Former Massachusetts Attorney General Martha Coakley, Once an Opponent of E-Cigarette Companies, Joins Juul

Massachusetts' former attorney general is now working for Juul years after leading the charge against e-cigarette companies.

Martha Coakley was known as a lead crusader in the fight to end smoking when she served as the Bay State's attorney general. In 2013, when e-cigarettes entered the scene, Coakley was ahead of the curve.

"We are very concerned with the introduction of a new product, unregulated, that will get a whole new generation of Americans potential he hooked on nicotine," she said at a press conference back then.

Many are now stunned to hear Coakley has left her job at the Foley Hoag law firm to work for Juul, a leading e-cigarette company.

Marc Hymovitz of the American Cancer Society says his biggest concern is the Juuling epidemic among teenagers.

In a statement to Politico, Coakley said that Juul "has an incredible opportunity to switch adult smokers," but Hymovitz is skeptical.

"It's very clear with their fruit flavors, cotton candy, watermelon, that there truly targeting kids," he said.

Steve Kerrigan was Coakley's running mate during her unsuccessful campaign for governor in 2014. He said it would be great if Juul went out of business, but he defended Coakley's career decision.

"Would we be having the same conversation if she became a criminal defense attorney?" he asked. "Companies deserve good representation.
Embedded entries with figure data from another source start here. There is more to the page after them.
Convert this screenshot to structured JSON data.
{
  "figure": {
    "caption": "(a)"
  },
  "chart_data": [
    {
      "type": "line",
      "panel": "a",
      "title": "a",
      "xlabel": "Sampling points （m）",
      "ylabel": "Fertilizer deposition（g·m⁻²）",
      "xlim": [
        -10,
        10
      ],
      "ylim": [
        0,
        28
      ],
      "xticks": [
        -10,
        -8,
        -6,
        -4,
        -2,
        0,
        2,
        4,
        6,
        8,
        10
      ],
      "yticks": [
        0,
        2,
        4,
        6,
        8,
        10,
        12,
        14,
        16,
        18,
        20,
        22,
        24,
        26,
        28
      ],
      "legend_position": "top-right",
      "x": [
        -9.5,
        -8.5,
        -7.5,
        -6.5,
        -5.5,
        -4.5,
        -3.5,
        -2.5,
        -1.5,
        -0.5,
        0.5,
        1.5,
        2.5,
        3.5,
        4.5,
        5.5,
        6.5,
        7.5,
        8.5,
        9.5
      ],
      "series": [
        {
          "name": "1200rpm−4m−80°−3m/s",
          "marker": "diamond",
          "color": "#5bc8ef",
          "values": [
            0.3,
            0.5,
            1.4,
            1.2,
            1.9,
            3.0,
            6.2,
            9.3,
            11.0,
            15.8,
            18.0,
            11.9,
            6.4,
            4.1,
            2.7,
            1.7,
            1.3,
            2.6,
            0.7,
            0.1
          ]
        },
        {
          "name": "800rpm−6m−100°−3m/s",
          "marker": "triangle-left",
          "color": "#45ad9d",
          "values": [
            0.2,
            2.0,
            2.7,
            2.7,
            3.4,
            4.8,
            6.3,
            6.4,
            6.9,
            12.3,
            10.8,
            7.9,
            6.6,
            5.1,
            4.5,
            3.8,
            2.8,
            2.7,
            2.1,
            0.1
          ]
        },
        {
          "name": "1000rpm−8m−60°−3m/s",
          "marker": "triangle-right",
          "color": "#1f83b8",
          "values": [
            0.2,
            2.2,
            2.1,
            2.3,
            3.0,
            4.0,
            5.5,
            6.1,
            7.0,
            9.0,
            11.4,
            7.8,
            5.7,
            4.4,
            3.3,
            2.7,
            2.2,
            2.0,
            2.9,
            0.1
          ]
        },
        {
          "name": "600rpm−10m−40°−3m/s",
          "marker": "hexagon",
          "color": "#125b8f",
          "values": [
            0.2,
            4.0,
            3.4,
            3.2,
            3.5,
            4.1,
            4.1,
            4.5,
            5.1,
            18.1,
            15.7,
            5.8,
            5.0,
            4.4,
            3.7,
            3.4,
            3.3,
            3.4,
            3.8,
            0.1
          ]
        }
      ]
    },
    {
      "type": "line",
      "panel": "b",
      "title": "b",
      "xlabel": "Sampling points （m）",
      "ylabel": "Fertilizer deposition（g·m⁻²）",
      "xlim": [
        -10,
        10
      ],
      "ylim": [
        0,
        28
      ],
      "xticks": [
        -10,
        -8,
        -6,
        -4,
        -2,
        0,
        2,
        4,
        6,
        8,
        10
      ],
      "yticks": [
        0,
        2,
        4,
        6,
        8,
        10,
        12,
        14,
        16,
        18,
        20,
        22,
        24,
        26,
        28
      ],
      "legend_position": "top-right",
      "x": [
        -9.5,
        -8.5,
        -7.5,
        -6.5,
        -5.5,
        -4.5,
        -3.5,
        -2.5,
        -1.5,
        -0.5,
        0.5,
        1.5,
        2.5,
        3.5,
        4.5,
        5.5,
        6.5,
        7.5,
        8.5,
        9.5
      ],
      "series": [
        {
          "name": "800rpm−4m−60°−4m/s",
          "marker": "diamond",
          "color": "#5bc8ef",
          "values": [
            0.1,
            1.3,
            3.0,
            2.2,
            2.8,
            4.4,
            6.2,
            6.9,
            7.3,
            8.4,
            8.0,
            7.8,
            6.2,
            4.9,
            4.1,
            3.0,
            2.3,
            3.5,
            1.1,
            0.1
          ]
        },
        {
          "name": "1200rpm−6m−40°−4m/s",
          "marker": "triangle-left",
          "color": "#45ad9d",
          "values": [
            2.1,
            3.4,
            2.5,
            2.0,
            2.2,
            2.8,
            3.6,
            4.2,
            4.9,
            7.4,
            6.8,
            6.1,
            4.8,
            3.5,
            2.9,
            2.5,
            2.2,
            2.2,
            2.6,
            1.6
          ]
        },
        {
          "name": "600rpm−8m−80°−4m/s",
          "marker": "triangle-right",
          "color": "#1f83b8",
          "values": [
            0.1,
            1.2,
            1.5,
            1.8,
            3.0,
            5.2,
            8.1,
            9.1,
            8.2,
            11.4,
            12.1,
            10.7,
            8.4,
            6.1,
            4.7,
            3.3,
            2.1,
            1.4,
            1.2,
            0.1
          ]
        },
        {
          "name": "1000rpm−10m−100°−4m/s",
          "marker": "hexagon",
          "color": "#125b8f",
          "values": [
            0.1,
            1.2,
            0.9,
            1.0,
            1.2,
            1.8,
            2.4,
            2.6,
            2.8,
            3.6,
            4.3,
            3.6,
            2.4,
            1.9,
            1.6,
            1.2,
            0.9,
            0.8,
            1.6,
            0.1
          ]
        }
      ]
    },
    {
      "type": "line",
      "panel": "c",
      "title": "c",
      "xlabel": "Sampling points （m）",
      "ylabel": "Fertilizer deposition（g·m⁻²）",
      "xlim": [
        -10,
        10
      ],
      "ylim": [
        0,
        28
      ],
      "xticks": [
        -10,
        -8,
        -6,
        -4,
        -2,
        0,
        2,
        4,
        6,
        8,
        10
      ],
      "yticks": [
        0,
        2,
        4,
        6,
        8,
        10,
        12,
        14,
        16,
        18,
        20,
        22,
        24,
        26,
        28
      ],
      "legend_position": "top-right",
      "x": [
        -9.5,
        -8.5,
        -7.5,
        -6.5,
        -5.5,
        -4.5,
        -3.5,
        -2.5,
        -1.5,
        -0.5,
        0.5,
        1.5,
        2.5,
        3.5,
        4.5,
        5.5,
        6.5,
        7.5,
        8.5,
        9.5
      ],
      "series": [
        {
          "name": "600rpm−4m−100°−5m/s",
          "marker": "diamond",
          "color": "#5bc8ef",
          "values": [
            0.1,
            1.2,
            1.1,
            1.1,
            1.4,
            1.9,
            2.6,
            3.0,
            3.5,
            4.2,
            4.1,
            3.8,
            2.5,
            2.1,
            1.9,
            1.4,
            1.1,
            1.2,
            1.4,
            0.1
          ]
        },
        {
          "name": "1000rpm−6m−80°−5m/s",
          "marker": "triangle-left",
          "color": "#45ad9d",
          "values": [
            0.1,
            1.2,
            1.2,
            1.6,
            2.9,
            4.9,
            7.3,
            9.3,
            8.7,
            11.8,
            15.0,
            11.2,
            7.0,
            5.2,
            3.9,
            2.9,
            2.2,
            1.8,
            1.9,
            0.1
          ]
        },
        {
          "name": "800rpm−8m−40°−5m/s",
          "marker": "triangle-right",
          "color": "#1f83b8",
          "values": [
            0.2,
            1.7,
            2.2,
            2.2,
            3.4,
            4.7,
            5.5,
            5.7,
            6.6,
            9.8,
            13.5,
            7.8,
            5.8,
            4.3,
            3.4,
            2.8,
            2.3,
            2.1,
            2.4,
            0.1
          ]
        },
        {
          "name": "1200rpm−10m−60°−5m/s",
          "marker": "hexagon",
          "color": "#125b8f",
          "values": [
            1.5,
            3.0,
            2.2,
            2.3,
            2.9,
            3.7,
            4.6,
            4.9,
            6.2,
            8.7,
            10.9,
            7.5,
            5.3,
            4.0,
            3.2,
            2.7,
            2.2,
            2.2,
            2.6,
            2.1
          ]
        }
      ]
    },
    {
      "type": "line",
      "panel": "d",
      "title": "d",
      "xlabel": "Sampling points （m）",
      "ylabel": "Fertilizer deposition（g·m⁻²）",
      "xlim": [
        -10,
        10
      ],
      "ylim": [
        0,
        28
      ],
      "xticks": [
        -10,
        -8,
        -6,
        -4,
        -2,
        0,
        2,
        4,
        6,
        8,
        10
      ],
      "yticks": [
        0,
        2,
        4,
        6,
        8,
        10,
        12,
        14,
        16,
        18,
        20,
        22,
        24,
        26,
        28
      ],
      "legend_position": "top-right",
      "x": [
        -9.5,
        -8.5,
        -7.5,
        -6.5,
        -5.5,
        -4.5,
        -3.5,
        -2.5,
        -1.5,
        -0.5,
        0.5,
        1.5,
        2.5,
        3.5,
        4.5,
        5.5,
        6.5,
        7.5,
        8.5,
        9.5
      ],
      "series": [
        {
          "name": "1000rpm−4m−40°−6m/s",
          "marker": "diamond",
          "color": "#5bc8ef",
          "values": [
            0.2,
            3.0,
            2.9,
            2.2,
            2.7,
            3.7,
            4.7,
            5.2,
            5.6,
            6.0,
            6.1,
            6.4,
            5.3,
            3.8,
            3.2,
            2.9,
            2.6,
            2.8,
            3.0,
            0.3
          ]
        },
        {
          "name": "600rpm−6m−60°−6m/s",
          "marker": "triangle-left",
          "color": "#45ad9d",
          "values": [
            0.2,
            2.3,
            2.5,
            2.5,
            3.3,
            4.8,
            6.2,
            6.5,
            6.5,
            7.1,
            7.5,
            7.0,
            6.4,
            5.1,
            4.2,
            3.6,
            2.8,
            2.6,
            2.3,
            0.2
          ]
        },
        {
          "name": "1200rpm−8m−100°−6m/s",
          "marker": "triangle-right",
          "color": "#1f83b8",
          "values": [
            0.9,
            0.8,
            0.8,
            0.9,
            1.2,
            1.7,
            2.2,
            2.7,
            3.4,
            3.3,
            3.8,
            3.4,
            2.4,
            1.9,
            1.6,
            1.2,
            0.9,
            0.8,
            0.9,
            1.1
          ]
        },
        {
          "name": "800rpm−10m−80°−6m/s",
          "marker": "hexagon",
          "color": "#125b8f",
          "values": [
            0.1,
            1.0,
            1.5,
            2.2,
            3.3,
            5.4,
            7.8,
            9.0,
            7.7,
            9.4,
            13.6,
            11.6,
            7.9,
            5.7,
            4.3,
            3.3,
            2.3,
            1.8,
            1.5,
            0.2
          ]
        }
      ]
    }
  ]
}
I guarantee she'll give it."

Still, with research showing 95 percent of adult smokers start before age 21, anti-smoking advocates said they hope Coakley's lobbying efforts are snuffed out.

"They know if they don't get their next generation of customers early, they're not going to get them at all," said Hymovitz.

Coakley hired Maura Healey, who succeeded her as attorney general, in 2007.

"Juuling and vaping in schools has reached epidemic proportions, and our office will continue to investigate this company's role in creating this health crisis," a spokesperson for Healey said in a statement Tuesday. "This announcement has no impact on our efforts to keep young people healthy and safe in Massachusetts.